Bucky takes my hand in his. Pulling me to a stop. "Charlie, I'm sorry. I'm so sorry. I should've told you what was going on. I should've texted you back. I should've called. I should've shown up. And I didn't. I swear I didn't mean to hurt you. Just don't give up on me yet, doll."

"Bucky, I have to think about it. I don't know if I'm... I don't know if I can. I don't want to be hurt anymore."

He walks me to my car. Still holding my hand. I can tell he's thinking carefully about what he wants to say next.

"Just listen, please. I am sorry. I hurt you and you didn't deserve that. I just want to make this right. I won't stop until you believe me."

"Goodnight, Bucky."

When I get home I take a hot shower. Washing off all the hurt I feel, standing under the water until my body is red from the heat. When I step out I hear my intercom ringing. I check the screen and see that it's him.

"Hello? Is anybody in there? Hellooo?"

"Yes, I can see you. I'm not letting you in."

"Oh, well I-I brought you dinner. Chinese, all your favorites. I know you didn't eat dinner yet. Buzz me in, please?"

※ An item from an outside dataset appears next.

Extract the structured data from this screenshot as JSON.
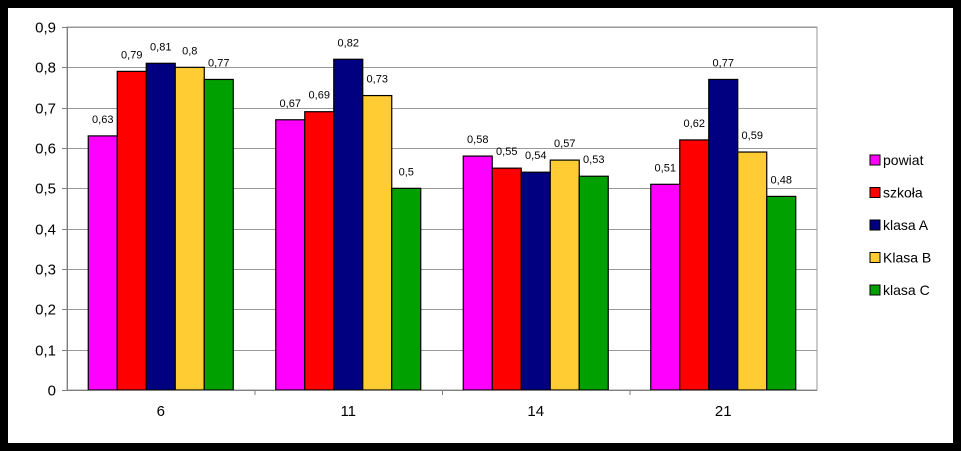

I let out a long sigh. Not sure if I have it in me to handle this situation. Against what my brain is telling me, I push the button. A minute later and he's at my door. The smell of food is too tempting once it's in range. And I let him in. We sit down to eat at my table. Not talking. I'm not even looking at him, but I can feel him looking at me.

"Can you please just get mad at me. Yell at me. Do something. Anything is better than this silence from you. We have to fight so I can apologize and tell you how stupid I am. And then I can fix things. You're not even doing that cute dance you do when you eat good food," Bucky is looking exasperated.